Great. Next question.

Speaker 1

Our final question comes from Cory Kasimov from JP Morgan.

Speaker 2

Hey, good morning. Thanks for taking the question. Another one for Marion Can you just talk about how the commercial approach for Dupi for kids aged 6 to 11, with atopic derm might be different than the older population currently serve and what your market research suggests about the potential pent up demand in the segment?

Speaker 5

Sure. So, as I reflect on atopic dermatitis for adults adolescents first, I share with you that we're in the early days. For atopic dermatitis with adults, we've only really captured about 20% of the population of moderate to severe patients that are in need. Adolescents obviously has been a more recent launch. The adolescent population is approximately maybe half or so of the adult population for atopic dermatitis.

As we come into pediatrics, obviously, we don't have an indication there. We're doing our final preparation work for the launch. We're very excited about this population because these very young patients are suffering tremendous as is their entire family. I think the experience that we've had with adults and adolescents bodes well for our ability to be very success with the pediatric indication as soon as we have the approval. So we'll look forward in the future to giving more insight and more content on our strategy, size of population and our go to market profile.

But we feel very, very, very positively about what happen to date in atopic dermatitis and where we're going in the future. Frankly, we, you know, FDA willing, we cannot wait for this indication so we can help more patients.

Speaker 2

Thank you. We're bumping up at the top of the hour.
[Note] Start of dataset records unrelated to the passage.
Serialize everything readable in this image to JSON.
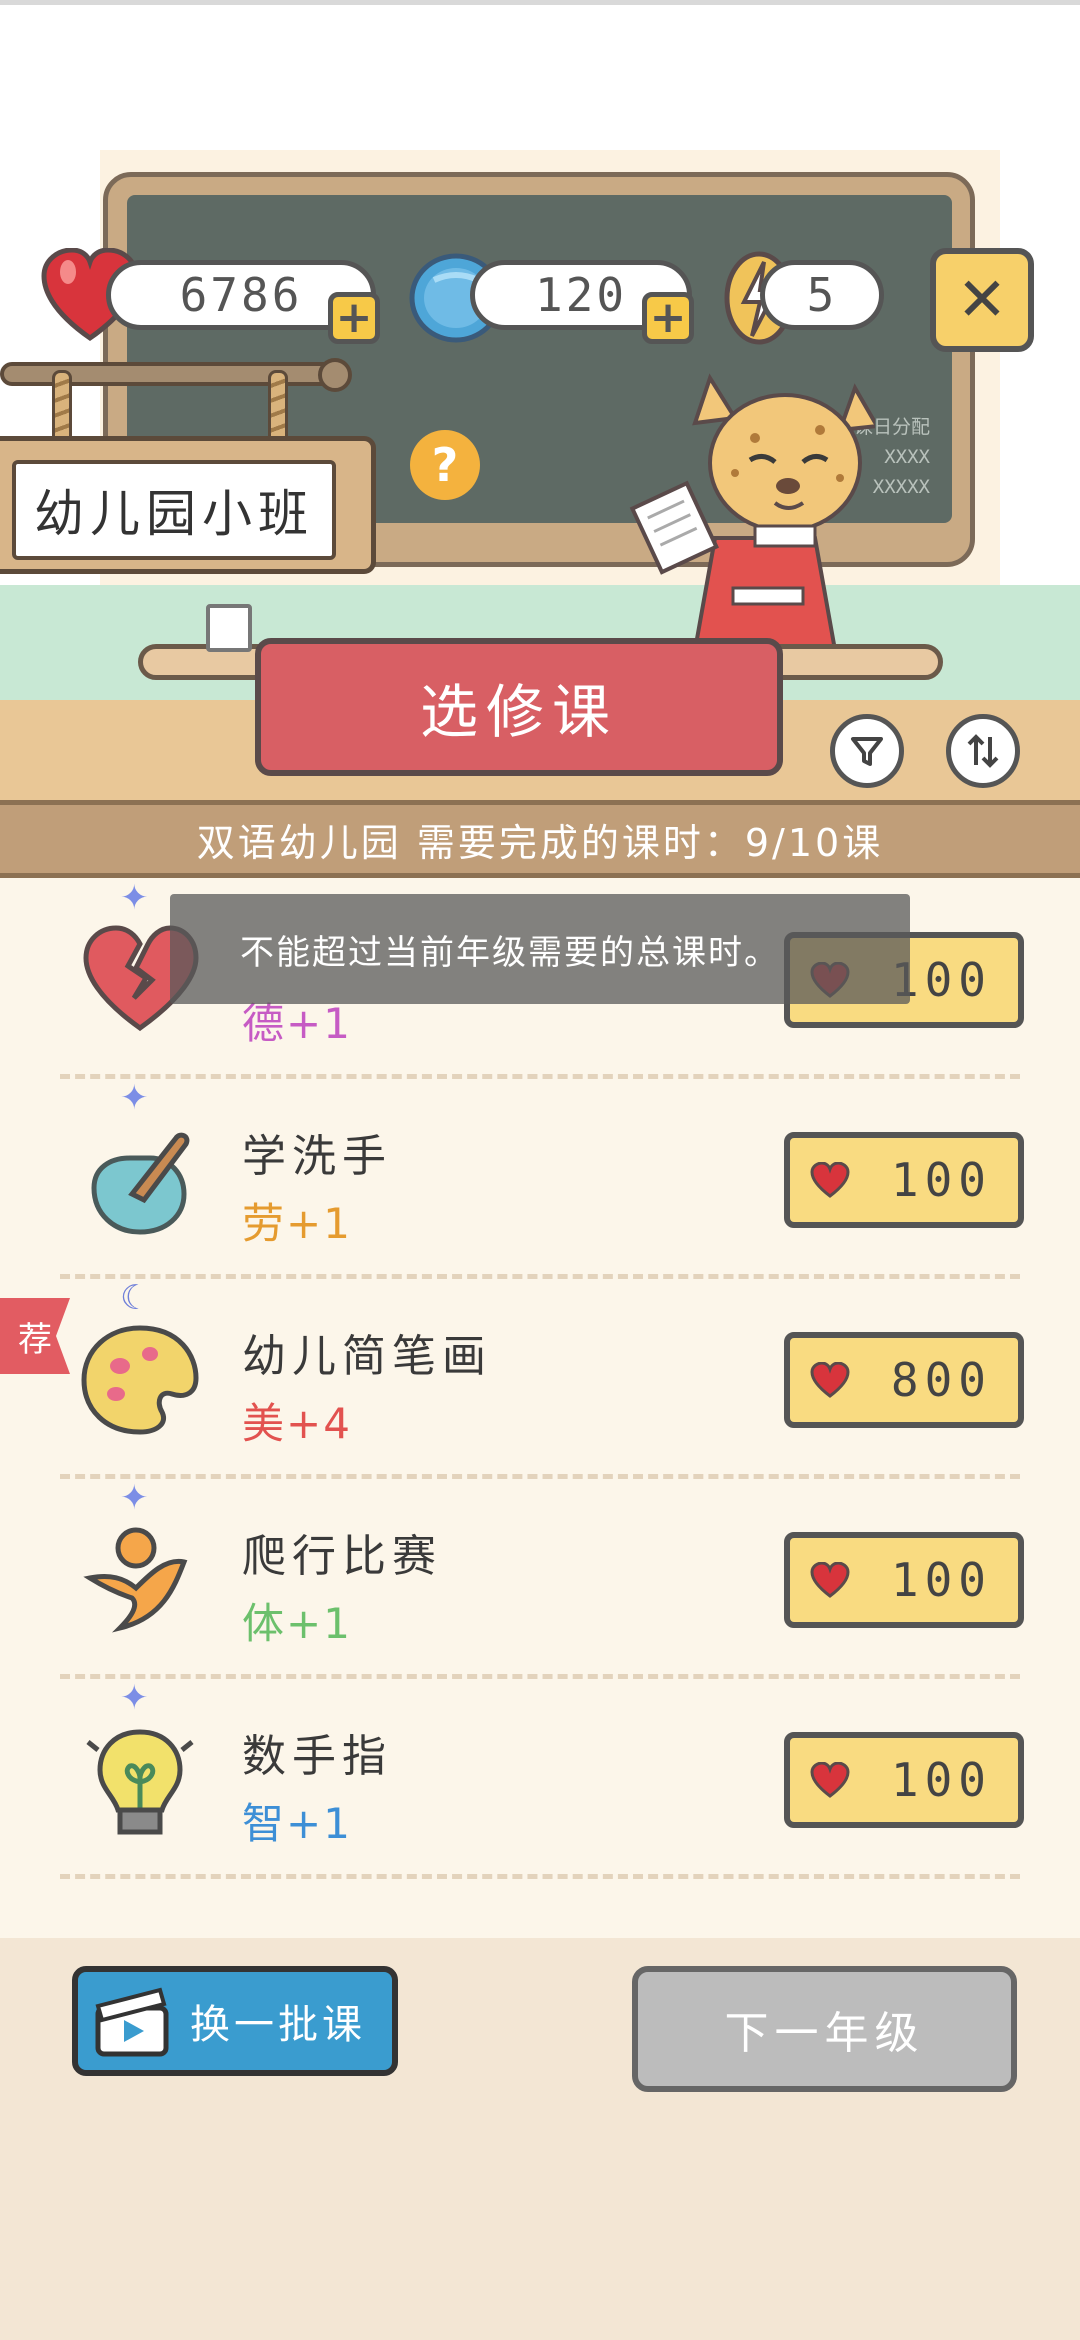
{
  "resources": {
    "hearts": "6786",
    "coins": "120",
    "energy": "5",
    "plus_label": "+"
  },
  "close_label": "✕",
  "board_scribble": [
    "课日分配",
    "XXXX",
    "XXXXX"
  ],
  "grade_sign": "幼儿园小班",
  "help_label": "?",
  "elective_label": "选修课",
  "filter_icon": "funnel-icon",
  "sort_icon": "sort-arrows-icon",
  "progress_text": "双语幼儿园 需要完成的课时：9/10课",
  "toast": "不能超过当前年级需要的总课时。",
  "recommend_tag": "荐",
  "courses": [
    {
      "name": "",
      "bonus": "德+1",
      "bonus_color": "#c65bc4",
      "price": "100",
      "icon": "broken-heart-icon"
    },
    {
      "name": "学洗手",
      "bonus": "劳+1",
      "bonus_color": "#e59b2f",
      "price": "100",
      "icon": "hand-washing-icon"
    },
    {
      "name": "幼儿简笔画",
      "bonus": "美+4",
      "bonus_color": "#e2524f",
      "price": "800",
      "icon": "paint-palette-icon"
    },
    {
      "name": "爬行比赛",
      "bonus": "体+1",
      "bonus_color": "#6cc06c",
      "price": "100",
      "icon": "running-person-icon"
    },
    {
      "name": "数手指",
      "bonus": "智+1",
      "bonus_color": "#3d8fd6",
      "price": "100",
      "icon": "lightbulb-icon"
    }
  ],
  "bottom": {
    "swap_label": "换一批课",
    "next_label": "下一年级"
  },
  "colors": {
    "heart": "#d8343c",
    "coin": "#4ea6d8",
    "button_yellow": "#f9db81",
    "elective_red": "#d85f64",
    "swap_blue": "#3a9ccf",
    "next_gray": "#bcbcbc"
  }
}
We're going to go with one more question.

Speaker 1

Our final question comes from Hartaj Singh from Oppenheimer Company.

Speaker 13

Great. Thank you for the question. I just wanted to ask Bob one question, Bob. I know you had indicated that for 2020, you would see increases in the non GAAP SG and A and R and D. And I think you've already given some sort of guidance, thinking about consensus earnings.
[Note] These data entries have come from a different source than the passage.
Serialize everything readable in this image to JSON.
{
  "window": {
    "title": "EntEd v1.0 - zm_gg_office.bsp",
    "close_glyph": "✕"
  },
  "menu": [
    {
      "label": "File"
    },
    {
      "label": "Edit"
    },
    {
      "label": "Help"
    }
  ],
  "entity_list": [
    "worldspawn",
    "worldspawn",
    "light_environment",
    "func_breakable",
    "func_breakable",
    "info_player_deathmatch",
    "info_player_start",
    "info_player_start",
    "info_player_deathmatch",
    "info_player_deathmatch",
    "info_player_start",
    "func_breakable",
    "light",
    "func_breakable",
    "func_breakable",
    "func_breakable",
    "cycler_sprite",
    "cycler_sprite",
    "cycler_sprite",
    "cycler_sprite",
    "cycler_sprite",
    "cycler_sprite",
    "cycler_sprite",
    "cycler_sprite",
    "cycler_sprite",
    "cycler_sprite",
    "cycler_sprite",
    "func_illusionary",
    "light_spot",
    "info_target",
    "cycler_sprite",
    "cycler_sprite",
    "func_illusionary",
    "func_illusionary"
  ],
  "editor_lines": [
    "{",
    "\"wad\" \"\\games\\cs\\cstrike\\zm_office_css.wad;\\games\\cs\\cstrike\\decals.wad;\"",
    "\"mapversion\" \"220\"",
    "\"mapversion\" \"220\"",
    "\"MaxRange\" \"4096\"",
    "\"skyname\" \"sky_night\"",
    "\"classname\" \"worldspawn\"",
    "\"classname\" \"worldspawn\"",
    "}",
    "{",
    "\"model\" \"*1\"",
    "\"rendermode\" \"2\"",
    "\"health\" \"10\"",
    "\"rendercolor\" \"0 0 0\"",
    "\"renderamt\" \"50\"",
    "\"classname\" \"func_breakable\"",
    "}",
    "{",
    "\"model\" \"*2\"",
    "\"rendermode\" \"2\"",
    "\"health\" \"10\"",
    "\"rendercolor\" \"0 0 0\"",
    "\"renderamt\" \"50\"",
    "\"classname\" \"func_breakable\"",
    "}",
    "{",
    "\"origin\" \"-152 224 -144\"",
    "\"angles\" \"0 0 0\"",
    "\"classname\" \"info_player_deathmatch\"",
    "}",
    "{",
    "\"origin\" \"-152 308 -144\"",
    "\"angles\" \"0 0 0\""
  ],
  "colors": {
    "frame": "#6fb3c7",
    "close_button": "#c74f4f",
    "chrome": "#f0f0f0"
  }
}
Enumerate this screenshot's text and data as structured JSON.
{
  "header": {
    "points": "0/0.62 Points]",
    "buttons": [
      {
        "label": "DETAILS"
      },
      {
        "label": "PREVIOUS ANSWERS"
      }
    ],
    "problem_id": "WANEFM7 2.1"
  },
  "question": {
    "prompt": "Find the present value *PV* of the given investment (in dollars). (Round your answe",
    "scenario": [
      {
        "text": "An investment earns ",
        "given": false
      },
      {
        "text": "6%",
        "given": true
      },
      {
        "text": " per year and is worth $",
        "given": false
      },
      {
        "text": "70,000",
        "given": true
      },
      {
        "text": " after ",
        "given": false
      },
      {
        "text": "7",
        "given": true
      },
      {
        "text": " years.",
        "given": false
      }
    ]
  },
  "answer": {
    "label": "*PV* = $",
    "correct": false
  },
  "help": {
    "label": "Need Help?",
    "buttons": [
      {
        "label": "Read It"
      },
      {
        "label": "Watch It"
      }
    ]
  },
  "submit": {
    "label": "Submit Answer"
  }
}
But could you sort of flush that out a little bit as to whether, you know, you expect that to grow below, I guess, revenue and sort of, differentiate between the 2? Thank you very much.

Speaker 6

Yes. Hi, Taj. Thanks for the question. I'm going to wait until we iron that out with regards to at the end of Q1 where we give our guidance related to that. There's a lot of moving parts associated with exactly what the Kevbs are and praluent responsibilities are going to look the deal closing timing associated with that and possibly the related modification of the agreement, which may allow us to change financial presentation associated with that.
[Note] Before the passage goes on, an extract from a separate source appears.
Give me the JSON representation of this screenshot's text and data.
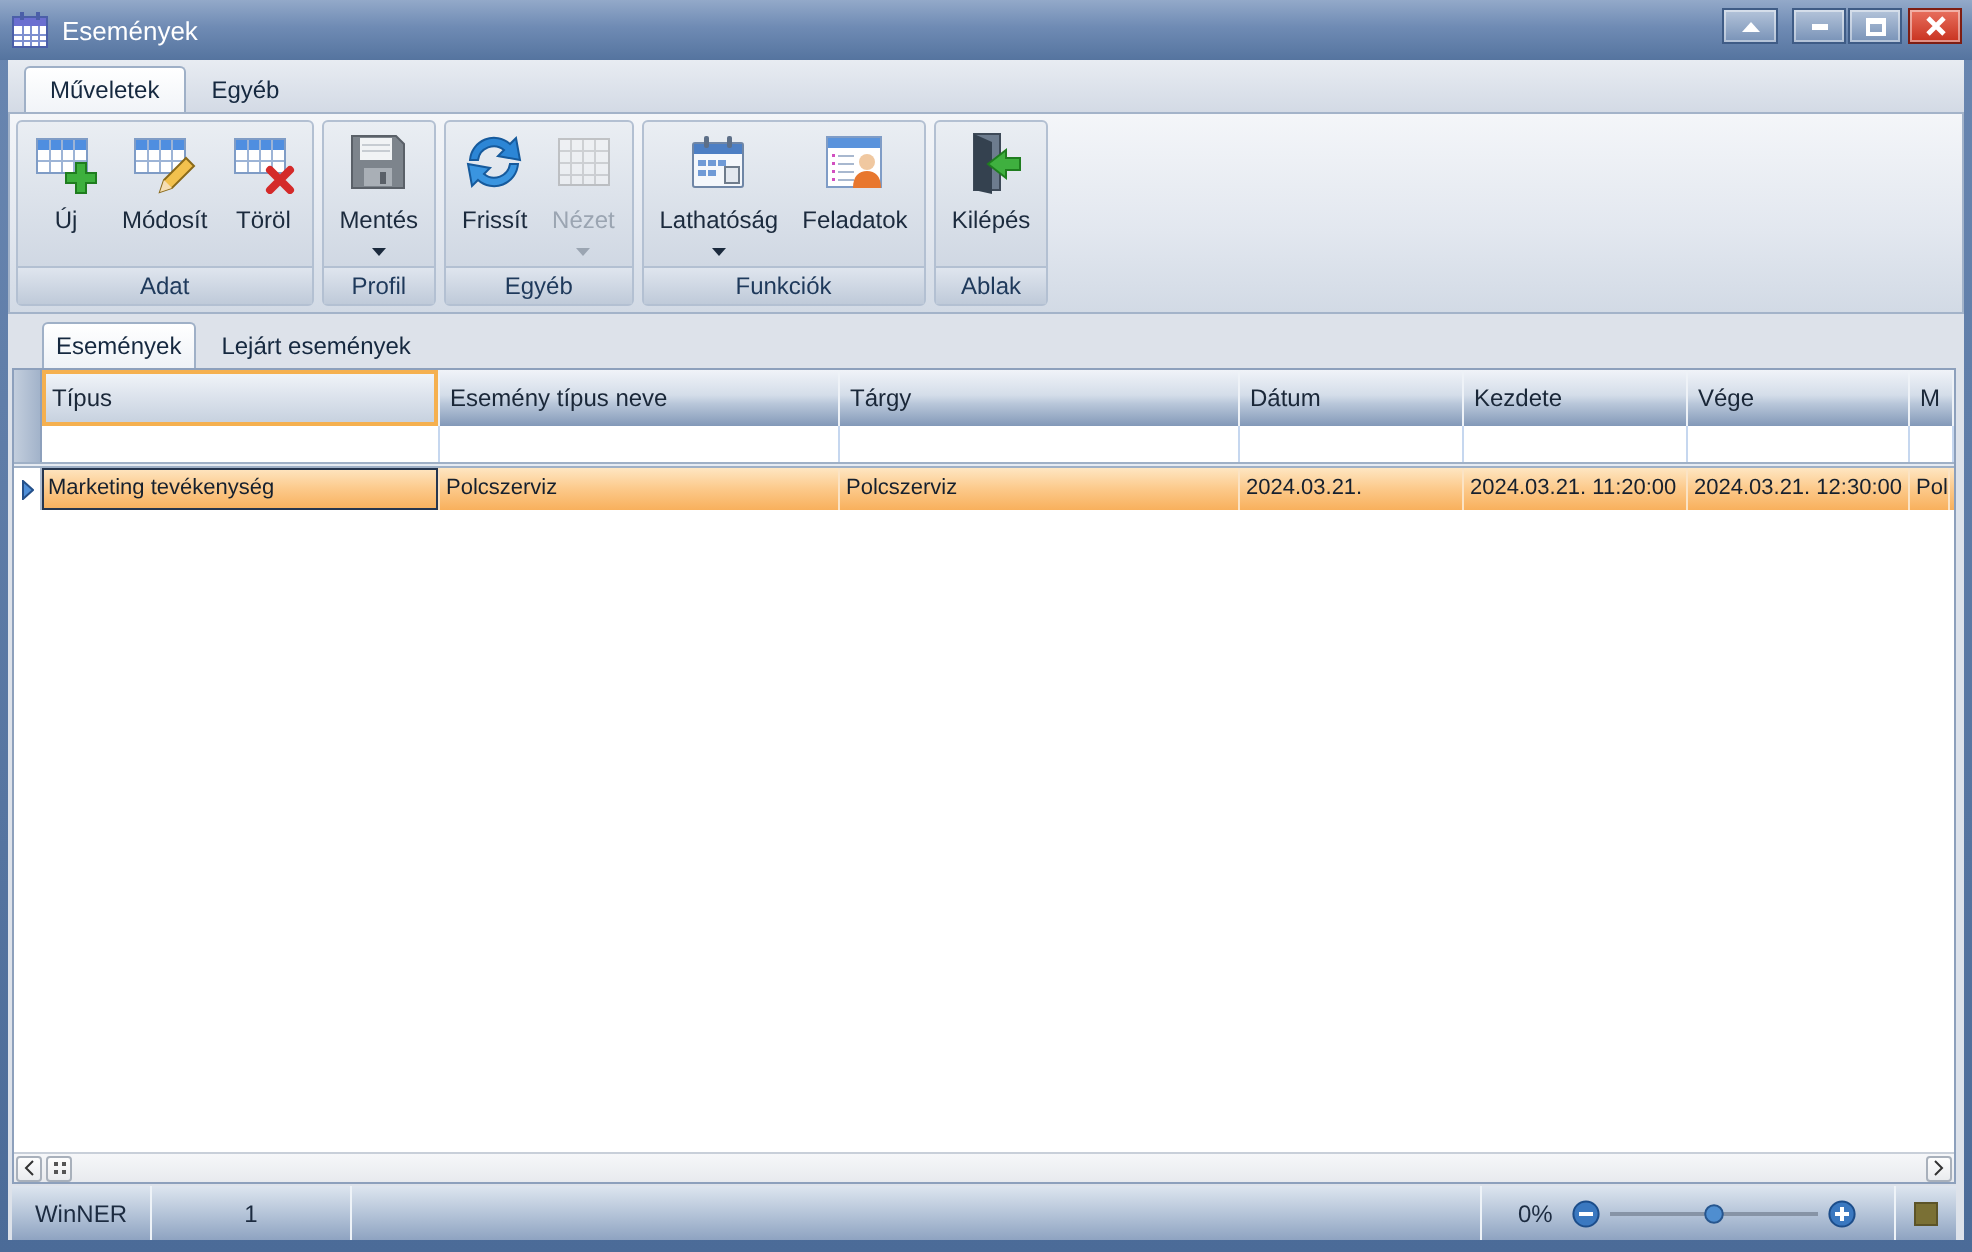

So there's, again, a lot of moving parts. So if you can just kind of park that question until the end of into March. Thanks. Great.

Speaker 4

Thanks Bob. Apologies to, folks in

Speaker 2

the queue who we did not get to, and for running late here on the call this the IR team and Bob will be around after the call to take any of your questions. Thank you.

Speaker 1

Thank you, ladies and gentlemen. This concludes today's conference. You for participating. You may now disconnect.